Needless to say, the SafeTzone investment went badly, “and by the time Bill died in May of 2005, the family trust’s stake in the company was worth relatively little.”  In response, four children sued Tim for breach of his fiduciary duties, alleging that the investments he made as trustee during his father’s lifetime were in violation of the fiduciary duties owed to them as successor beneficiaries under the trust.

Comment – The court found that Bill invested in SafeTzone of his own free will, and was not unduly influenced by Tim, the trustee.


Tim lost badly at trial, but the appeal court fully vindicated him.  Specifically, the court of appeal focused “on the question of whether respondents have standing to maintain claims for breach of fiduciary duty and to seek an accounting against [Tim] based upon his actions as trustee during the period prior to Bill’s death.”

The court’s analysis was as follows.  “In this case, the family trust was revocable by Bill during his lifetime, and thus Tim’s duties as trustee were owed solely to Bill, as settlor, and not to respondents …As explained by our Supreme Court, ‘property transferred to, or held in, a revocable inter vivos trust is deemed the property of the settlor.’”

The court continued.  “A settlor with the power to revoke a living trust effectively retains full ownership and control over any property transferred to that trust.  Any interest that beneficiaries of a revocable trust have in trust property is merely potential and can evaporate in a moment at the whim of the settlor.”

As explained by the court, “statutes recognize that when property is held in a revocable trust, the settlor and lifetime beneficiary has the equivalent of full ownership of the property.  Thus, during Bill’s lifetime, Tim’s duties as trustee were owed solely to Bill – the settlor with the power to revoke – and not to respondents. Instead, respondents occupied a position analogous to heirs named in a will.

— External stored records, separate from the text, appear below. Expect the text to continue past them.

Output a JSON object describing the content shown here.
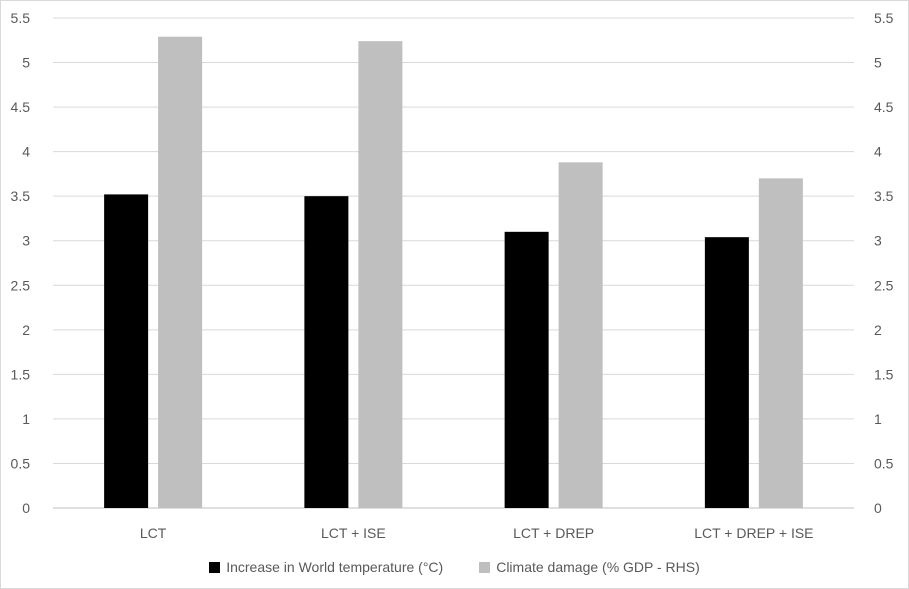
{
  "chart_data": {
    "type": "bar",
    "categories": [
      "LCT",
      "LCT + ISE",
      "LCT + DREP",
      "LCT + DREP + ISE"
    ],
    "series": [
      {
        "name": "Increase in World temperature (°C)",
        "values": [
          3.52,
          3.5,
          3.1,
          3.04
        ],
        "color": "#000000",
        "axis": "left"
      },
      {
        "name": "Climate damage (% GDP - RHS)",
        "values": [
          5.29,
          5.24,
          3.88,
          3.7
        ],
        "color": "#bfbfbf",
        "axis": "right"
      }
    ],
    "y_left": {
      "ylim": [
        0,
        5.5
      ],
      "ticks": [
        "0",
        "0.5",
        "1",
        "1.5",
        "2",
        "2.5",
        "3",
        "3.5",
        "4",
        "4.5",
        "5",
        "5.5"
      ]
    },
    "y_right": {
      "ylim": [
        0,
        5.5
      ],
      "ticks": [
        "0",
        "0.5",
        "1",
        "1.5",
        "2",
        "2.5",
        "3",
        "3.5",
        "4",
        "4.5",
        "5",
        "5.5"
      ]
    },
    "grid": true,
    "legend_position": "bottom"
  }
}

Revocable living trusts are merely a substitute for a will.  And just as a will ‘speaks’ only as of the date of the testator’s death, a revocable trust confers enforceable property interests to the beneficiaries only at the time it becomes irrevocable. Prior to that time, those beneficiaries have no rights to the trust property, and thus no say in how it is managed.”

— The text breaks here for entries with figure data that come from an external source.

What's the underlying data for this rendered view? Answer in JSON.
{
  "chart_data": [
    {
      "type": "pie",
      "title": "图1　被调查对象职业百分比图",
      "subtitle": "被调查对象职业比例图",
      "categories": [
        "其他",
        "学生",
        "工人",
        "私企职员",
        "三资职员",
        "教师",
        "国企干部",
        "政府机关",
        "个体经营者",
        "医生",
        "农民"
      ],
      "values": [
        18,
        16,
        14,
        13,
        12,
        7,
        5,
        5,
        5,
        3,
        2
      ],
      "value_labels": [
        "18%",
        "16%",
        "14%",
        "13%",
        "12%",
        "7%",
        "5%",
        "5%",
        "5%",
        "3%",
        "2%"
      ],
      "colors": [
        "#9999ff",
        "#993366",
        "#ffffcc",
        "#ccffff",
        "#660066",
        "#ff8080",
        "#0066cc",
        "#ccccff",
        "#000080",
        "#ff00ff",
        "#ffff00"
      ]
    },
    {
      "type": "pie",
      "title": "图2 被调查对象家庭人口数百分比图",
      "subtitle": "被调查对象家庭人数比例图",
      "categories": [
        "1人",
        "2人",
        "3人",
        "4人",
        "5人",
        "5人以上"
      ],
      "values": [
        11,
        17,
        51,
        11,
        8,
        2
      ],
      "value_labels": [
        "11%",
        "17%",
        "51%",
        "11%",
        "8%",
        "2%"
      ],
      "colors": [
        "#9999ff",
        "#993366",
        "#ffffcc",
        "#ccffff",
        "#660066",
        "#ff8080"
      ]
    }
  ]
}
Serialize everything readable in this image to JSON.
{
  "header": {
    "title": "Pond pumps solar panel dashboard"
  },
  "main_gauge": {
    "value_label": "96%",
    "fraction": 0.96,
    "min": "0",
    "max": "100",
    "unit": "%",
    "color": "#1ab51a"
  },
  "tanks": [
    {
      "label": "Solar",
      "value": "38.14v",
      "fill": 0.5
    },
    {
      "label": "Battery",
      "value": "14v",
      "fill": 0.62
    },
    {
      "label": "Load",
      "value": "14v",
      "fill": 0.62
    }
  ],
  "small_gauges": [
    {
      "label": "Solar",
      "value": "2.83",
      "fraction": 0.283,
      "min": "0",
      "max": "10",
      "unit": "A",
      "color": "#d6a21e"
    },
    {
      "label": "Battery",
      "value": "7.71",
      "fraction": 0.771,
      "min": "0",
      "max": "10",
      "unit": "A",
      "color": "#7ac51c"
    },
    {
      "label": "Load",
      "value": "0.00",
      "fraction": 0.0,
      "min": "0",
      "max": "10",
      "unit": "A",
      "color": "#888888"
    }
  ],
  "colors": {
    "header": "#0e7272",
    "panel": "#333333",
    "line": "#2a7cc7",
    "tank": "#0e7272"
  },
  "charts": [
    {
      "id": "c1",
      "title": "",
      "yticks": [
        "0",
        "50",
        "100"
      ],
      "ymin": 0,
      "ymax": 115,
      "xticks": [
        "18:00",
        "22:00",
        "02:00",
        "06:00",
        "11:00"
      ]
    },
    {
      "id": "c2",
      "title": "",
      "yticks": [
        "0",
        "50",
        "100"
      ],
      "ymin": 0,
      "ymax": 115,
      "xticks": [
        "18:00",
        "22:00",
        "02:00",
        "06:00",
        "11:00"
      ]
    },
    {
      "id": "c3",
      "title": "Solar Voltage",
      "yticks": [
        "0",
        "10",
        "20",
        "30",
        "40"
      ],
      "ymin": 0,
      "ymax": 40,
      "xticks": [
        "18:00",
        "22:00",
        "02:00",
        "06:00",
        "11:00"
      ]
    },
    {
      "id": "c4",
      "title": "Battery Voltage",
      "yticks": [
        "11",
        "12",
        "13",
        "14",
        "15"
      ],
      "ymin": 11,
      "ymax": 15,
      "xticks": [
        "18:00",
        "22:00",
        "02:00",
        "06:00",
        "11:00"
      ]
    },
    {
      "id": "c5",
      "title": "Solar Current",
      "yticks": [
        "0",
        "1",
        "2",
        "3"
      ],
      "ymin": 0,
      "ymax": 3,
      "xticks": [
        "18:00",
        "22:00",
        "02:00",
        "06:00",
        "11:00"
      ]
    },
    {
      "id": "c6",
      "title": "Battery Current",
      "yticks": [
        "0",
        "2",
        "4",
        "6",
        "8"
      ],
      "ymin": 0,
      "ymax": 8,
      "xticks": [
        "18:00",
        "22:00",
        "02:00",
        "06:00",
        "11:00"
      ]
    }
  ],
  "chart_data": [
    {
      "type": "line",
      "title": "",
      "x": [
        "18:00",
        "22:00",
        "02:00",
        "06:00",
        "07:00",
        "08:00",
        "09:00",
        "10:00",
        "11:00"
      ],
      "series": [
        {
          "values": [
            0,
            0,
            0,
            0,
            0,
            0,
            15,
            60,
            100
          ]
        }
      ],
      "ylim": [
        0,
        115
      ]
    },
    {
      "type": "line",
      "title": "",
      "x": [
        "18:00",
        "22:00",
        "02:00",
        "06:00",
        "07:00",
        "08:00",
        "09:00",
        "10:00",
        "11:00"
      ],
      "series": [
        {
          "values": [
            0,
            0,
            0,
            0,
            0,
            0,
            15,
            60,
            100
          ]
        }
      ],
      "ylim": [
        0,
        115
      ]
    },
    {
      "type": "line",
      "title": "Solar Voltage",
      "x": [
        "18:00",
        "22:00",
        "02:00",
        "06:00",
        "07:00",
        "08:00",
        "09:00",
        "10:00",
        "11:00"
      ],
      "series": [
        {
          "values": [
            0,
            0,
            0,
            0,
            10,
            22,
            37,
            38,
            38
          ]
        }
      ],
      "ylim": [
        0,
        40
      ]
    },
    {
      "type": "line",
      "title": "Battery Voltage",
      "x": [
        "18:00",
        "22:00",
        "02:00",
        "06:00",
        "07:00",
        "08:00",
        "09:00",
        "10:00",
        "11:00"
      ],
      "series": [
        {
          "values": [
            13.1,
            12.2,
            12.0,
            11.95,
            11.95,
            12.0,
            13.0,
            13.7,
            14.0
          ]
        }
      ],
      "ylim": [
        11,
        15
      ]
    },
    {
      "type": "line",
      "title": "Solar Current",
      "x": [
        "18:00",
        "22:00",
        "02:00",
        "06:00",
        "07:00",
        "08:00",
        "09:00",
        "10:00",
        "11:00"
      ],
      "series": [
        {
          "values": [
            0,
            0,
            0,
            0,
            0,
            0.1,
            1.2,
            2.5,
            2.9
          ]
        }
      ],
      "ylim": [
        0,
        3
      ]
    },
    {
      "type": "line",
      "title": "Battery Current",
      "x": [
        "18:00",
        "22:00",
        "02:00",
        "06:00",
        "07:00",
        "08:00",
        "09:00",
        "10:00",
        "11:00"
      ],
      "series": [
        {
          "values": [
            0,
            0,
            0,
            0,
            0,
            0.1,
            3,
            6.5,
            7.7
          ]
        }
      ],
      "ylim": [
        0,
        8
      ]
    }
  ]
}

The court made plain its position.  “In our view, the statute supports the conclusion beneficiaries lack standing – ever – to assert claims based upon conduct occurring during the settlor’s lifetime.”

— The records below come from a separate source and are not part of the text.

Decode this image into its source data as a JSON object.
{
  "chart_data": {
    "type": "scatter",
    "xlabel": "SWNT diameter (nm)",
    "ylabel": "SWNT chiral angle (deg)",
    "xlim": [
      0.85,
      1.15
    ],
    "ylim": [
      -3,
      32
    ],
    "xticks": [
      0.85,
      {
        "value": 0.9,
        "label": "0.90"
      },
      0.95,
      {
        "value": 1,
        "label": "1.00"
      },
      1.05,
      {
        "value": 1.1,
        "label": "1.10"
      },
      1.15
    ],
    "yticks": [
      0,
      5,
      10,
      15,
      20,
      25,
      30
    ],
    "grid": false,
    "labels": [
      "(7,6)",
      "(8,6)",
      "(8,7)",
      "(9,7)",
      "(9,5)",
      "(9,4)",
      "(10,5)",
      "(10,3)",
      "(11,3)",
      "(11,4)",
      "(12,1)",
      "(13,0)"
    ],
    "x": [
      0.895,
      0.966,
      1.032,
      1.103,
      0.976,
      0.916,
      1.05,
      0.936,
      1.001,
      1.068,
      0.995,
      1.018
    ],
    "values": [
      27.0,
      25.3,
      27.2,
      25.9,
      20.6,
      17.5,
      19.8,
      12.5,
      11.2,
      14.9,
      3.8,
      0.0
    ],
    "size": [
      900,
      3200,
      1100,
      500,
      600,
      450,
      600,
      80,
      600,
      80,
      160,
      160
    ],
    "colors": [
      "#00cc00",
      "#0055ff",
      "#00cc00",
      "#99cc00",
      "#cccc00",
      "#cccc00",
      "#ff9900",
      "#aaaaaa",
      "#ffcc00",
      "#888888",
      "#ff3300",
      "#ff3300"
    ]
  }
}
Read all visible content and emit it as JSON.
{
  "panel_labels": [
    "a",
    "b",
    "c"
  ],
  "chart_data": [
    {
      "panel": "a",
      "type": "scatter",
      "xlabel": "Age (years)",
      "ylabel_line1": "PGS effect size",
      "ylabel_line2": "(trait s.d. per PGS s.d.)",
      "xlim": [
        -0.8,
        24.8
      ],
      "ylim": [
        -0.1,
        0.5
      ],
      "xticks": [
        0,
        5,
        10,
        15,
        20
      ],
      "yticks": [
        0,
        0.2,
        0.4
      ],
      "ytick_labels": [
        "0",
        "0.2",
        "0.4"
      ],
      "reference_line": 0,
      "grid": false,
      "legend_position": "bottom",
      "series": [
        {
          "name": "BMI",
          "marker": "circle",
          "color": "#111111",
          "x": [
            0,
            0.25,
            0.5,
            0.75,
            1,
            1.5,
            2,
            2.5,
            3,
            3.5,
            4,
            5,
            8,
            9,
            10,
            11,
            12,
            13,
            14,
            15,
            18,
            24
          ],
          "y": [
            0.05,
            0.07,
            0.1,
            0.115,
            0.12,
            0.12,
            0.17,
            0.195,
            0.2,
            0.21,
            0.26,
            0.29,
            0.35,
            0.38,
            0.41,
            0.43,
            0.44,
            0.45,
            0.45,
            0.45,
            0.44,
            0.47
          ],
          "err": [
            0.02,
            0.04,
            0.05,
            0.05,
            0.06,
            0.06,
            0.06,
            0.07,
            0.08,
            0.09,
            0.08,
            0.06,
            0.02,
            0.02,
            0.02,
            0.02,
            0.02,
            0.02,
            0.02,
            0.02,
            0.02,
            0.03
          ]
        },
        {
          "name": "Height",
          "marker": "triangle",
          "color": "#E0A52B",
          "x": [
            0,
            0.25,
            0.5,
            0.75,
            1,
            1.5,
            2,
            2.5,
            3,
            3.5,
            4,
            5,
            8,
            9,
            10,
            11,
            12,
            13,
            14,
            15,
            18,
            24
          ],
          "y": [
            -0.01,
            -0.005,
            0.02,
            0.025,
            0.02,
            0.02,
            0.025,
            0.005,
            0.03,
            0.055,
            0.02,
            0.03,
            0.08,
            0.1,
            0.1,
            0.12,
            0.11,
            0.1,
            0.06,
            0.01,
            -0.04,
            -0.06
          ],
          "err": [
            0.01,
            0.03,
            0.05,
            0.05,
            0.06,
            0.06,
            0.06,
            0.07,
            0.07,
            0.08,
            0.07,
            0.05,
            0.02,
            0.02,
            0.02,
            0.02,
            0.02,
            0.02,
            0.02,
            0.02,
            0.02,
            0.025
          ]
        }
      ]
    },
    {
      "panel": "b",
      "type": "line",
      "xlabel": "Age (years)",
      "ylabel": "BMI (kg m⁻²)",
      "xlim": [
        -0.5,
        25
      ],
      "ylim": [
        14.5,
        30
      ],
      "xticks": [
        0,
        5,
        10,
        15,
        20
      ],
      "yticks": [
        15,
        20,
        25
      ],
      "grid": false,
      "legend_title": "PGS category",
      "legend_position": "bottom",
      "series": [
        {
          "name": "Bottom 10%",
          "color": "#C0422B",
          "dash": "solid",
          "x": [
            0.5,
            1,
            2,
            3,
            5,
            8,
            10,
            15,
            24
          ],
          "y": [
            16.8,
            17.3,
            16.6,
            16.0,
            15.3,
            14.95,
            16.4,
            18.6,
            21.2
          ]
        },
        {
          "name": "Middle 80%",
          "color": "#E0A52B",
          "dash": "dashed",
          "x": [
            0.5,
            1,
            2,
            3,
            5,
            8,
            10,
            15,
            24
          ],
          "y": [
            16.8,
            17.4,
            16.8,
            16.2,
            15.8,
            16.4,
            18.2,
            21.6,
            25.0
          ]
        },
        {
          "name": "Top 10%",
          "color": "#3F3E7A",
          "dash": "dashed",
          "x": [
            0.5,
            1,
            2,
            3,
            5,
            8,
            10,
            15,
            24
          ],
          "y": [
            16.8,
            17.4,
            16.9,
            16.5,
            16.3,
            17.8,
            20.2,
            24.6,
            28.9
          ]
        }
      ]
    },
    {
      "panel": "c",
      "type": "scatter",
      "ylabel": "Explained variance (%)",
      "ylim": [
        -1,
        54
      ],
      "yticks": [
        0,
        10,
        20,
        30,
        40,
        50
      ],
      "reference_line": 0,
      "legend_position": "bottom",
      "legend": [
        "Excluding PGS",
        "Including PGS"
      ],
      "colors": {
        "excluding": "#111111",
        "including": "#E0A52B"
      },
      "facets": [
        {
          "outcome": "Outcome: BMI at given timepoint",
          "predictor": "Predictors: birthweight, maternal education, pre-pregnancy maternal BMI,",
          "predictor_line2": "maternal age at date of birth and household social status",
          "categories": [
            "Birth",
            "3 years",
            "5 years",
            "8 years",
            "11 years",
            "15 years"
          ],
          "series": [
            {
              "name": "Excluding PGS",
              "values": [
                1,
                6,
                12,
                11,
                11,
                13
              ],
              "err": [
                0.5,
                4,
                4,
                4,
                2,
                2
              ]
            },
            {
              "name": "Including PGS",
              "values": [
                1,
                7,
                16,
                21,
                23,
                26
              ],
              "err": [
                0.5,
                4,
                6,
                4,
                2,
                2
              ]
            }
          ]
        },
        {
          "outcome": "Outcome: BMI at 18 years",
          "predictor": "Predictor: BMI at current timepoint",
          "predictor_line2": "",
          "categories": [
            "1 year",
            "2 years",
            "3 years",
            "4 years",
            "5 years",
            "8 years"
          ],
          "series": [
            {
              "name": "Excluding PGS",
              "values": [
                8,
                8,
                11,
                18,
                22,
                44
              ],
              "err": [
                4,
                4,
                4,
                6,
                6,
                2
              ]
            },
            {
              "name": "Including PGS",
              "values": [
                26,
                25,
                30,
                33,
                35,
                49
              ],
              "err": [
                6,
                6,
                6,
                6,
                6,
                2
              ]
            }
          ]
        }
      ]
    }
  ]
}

Also, Tim owed no “duty” to stop his father from making an “unwise” investment.  “That was not a claim Bill himself could have brought. ‘Stop me before I do something I’ll regret’ is not a recognized cause of action, even against the trustee of one’s revocable trust …

“Bill remained legally entitled to do what he wanted with the trust assets – which were effectively his own property – including doing financially risky or downright stupid things. No one – including Tim – had the authority to stop him. Thus, in the absence of an adjudication of Bill’s incompetency, we cannot discern any legal basis on which Bill might have justified holding Tim liable for carrying out Bill’s own wishes with regard to the assets in the family trust – even if those wishes appeared to be objectively unreasonable.”

Such a sound and well-reasoned opinion is welcome in an area that suffers from needless confusion.